Monday, June 7, 2010

Al Jarir Bookstore

Just an ethnographic note on bookstores. While Bloomsbury Publishing is doing a big translation project of classical Qatari poetry, it has not yet reached the popular bookstores. The biggest bookstore in Doha is Al Jarir, and we went to see what it had. Four of the six bestsellers were from Twilight, and Who Moved my Cheese was there along with Dan Brown's newest mystery. Also among the best sellers was The Alchemist. Half the bookstore was devoted to Arabic language books and the other half to English language books. In the Arabic language section were six shelves of Qur'an and related texts. The res of the shelves were dedicated to romance novels, famous biographies, and business texts. In the famous biographies were four that were interesting. Here they are. You can decide whether the contents are positive or negative from the covers.

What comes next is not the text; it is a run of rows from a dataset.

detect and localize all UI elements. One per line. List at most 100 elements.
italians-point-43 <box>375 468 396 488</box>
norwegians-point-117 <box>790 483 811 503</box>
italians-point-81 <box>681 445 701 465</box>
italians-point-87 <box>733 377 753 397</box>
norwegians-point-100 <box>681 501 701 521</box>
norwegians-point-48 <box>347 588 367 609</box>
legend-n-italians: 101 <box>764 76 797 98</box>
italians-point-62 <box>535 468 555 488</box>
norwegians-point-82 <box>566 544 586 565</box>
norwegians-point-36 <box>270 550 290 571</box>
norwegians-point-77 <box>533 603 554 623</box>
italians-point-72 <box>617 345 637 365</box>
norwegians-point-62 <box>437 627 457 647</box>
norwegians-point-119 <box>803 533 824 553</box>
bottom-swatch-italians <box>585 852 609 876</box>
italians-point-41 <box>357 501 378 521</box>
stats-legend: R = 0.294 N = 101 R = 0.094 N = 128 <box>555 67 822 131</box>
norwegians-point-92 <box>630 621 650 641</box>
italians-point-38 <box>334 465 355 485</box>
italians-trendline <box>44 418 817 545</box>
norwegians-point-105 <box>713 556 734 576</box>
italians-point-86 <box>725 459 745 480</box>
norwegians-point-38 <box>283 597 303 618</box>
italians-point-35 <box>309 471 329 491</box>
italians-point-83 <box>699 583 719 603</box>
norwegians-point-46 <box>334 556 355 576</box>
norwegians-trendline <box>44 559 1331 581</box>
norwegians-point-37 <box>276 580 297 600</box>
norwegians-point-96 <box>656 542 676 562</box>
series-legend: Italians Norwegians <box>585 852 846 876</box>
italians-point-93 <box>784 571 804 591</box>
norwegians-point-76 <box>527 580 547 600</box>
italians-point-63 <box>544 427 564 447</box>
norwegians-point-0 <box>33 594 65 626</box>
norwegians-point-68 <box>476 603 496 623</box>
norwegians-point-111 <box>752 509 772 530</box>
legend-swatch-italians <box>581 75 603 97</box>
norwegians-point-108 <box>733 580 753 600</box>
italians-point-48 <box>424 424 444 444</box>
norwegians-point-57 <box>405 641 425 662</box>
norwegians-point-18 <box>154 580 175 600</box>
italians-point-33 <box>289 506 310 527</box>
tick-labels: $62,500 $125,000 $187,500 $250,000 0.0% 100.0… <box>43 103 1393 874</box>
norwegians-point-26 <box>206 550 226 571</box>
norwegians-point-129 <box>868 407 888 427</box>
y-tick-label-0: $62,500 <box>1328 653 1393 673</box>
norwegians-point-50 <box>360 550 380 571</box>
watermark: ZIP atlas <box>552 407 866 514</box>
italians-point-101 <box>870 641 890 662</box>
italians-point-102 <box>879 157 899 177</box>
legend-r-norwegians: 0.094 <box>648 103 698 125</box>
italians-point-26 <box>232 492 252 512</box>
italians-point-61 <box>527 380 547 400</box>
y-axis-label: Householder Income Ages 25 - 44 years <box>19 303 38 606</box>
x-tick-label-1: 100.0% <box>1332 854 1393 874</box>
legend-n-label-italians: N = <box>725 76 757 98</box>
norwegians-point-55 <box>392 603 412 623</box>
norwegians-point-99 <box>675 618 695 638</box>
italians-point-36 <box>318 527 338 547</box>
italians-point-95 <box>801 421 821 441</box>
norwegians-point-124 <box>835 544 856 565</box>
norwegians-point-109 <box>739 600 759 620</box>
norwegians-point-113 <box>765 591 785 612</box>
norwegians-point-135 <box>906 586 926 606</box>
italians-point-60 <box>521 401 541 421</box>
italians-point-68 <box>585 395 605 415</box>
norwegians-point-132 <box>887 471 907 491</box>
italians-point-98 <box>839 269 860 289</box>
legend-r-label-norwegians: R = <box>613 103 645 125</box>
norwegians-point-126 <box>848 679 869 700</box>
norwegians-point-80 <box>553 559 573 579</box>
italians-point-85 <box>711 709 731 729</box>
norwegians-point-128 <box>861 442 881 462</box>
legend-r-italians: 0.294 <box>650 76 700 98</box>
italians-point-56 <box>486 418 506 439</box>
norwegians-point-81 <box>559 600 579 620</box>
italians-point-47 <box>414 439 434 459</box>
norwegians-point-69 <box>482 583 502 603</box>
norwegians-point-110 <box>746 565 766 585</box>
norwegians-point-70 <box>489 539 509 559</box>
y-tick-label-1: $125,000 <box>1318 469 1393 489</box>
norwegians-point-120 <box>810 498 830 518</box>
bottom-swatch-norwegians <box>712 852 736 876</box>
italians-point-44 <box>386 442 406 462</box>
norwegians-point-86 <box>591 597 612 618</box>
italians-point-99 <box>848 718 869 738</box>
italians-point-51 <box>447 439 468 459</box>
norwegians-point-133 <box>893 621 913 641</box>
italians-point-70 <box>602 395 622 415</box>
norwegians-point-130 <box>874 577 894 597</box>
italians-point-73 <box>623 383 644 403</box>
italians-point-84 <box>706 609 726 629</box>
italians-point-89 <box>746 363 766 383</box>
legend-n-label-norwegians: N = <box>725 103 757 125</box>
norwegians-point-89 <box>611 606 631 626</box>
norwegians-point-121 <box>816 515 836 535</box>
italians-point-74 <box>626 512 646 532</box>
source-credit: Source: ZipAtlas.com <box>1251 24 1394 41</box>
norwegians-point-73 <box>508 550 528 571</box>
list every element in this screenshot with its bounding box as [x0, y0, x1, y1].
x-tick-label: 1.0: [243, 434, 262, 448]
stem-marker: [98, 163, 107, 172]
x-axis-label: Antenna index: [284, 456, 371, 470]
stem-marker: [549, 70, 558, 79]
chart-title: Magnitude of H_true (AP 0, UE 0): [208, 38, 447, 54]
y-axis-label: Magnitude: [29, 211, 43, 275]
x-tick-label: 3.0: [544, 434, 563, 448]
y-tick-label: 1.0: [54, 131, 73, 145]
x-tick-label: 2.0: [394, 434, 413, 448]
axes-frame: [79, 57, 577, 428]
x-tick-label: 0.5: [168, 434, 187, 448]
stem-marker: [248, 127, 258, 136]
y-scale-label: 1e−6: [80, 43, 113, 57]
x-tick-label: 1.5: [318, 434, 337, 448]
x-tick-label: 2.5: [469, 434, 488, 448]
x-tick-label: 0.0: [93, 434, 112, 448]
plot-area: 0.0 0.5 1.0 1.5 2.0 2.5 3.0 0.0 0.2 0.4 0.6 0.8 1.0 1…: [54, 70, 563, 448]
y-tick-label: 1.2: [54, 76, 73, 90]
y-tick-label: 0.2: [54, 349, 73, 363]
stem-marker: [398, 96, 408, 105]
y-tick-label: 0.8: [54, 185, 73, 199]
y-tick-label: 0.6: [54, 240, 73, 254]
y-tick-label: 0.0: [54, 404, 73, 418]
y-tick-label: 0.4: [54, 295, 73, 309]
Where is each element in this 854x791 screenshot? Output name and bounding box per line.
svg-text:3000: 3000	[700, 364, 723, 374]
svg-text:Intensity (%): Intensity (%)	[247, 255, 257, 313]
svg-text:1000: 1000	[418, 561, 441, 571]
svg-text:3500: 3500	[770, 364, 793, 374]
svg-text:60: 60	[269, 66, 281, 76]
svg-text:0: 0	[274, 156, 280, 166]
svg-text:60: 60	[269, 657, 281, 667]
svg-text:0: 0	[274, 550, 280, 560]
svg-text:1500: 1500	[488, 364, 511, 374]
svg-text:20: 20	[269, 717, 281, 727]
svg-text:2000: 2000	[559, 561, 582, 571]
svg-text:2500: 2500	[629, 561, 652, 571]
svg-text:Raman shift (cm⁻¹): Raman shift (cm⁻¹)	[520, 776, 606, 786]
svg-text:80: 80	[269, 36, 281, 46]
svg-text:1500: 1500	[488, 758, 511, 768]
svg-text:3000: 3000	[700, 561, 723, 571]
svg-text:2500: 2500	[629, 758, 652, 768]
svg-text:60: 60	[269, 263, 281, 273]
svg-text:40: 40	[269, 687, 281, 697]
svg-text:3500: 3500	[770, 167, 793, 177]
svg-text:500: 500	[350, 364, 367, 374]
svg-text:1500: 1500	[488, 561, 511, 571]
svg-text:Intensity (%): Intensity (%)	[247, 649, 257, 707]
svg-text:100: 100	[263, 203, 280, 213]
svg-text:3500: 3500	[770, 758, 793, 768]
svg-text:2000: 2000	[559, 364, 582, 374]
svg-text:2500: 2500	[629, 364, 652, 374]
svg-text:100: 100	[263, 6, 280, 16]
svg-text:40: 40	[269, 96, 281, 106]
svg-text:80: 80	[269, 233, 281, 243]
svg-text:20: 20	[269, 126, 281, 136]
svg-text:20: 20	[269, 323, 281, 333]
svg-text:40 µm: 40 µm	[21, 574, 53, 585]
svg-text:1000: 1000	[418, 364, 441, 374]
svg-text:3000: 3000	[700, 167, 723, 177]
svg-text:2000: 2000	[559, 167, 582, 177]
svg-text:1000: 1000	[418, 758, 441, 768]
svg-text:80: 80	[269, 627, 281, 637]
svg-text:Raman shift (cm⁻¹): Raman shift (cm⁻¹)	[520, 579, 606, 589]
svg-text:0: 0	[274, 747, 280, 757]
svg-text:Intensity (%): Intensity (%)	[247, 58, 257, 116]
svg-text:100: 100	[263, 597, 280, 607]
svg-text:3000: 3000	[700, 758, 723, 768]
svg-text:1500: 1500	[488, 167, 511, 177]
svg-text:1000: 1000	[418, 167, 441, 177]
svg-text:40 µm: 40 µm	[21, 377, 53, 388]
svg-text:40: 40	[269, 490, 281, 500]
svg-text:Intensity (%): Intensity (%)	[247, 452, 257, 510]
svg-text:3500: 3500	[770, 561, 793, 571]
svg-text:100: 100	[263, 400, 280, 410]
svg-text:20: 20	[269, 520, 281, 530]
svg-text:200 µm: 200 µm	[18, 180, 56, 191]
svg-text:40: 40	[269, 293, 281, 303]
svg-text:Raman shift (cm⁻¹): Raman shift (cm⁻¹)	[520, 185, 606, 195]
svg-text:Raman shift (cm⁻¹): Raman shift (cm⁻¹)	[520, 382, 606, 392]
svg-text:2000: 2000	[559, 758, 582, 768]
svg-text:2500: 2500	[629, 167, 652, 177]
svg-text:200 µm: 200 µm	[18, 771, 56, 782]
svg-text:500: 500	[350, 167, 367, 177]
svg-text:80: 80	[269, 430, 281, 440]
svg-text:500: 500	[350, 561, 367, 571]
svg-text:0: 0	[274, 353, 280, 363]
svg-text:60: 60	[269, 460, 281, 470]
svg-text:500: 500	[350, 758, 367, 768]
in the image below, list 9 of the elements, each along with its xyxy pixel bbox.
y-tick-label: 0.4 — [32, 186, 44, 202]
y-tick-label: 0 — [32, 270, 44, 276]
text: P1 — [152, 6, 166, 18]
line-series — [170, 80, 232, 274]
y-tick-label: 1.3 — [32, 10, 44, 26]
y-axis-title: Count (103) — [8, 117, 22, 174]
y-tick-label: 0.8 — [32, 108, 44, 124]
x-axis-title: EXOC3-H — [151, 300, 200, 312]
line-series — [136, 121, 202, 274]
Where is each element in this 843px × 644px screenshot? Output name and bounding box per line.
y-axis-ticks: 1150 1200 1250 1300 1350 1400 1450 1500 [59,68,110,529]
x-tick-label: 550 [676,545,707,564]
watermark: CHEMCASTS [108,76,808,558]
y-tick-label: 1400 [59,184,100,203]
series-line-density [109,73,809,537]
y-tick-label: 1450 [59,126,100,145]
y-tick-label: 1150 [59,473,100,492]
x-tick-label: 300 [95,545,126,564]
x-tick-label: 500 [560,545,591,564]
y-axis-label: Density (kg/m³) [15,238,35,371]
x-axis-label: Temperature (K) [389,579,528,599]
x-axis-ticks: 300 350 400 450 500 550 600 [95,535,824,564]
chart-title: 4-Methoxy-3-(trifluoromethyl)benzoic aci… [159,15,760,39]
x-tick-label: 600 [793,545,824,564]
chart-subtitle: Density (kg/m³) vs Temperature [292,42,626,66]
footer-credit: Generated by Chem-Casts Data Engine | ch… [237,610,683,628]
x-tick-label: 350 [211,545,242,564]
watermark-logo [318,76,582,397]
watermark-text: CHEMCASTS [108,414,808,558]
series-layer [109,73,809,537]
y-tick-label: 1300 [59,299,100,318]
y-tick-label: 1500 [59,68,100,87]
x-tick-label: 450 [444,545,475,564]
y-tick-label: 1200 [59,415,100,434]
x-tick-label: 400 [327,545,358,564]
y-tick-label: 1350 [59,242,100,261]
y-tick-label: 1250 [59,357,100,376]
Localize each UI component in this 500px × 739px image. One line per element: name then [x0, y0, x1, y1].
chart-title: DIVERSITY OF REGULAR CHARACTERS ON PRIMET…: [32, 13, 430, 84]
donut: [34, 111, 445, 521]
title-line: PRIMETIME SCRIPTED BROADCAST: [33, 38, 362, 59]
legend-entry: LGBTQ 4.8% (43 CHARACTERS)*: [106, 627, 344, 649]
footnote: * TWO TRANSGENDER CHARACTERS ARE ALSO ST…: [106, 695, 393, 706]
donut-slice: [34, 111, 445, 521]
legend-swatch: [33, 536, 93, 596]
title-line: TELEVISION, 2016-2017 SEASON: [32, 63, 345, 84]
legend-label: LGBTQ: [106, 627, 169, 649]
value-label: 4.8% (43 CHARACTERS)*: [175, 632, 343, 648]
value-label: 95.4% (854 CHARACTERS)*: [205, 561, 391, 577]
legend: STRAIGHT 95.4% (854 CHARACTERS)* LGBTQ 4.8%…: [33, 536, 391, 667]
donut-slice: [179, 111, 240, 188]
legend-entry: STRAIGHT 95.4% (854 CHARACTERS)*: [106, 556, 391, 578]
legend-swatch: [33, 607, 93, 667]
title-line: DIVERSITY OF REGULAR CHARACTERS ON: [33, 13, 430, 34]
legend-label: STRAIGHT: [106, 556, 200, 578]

In the English language section there were cookbooks, interior design books, children's books, lots of trashy fiction, and some cursory books about Qatar, one a little defensively titled "1000 reasons why Qatar". We also found a copy of Arabic language scrabble, and I will get one in Kuwait because I think Sameera Mohammad, my Arabic teacher in Ohio, might like playing it in class.

There was also a large magazine section. Debbie Page wondered in a comment about the body image presented in Arabic language magazines, and I will say it is identical to the one presented in American magazines but with darker eyeliner. Impossibly tall and slim with big pouty lips and dark 'ojos de gato' eye makup. More than half of the Arabic language magazines were wedding fashions and wedding design. The other half were about cars. One was on body building for men, which looked to be a rather ancient publication from the 70's.

In the checkout line, there was a man who bought 500 riyals worth of car magazines. The man after him bought the first volume of Twilight and the Dan Brown novel. A pair of ladies bought several wedding magazines, but one of them had to run back into the store to retrieve her daughter who was still playing the store testing station version of "megafight", an new violent video game. Some one had set the game to "high blood spatter", and the young person in question appeared to be doing quite well at dismembering her video opponent.

1 comment:

Priscilla said...

Very interesting! Glen reminded me about the Bush/shoe incident. I forgot to mention the picture of you three blogs back in the night club half-light was a very nice picture!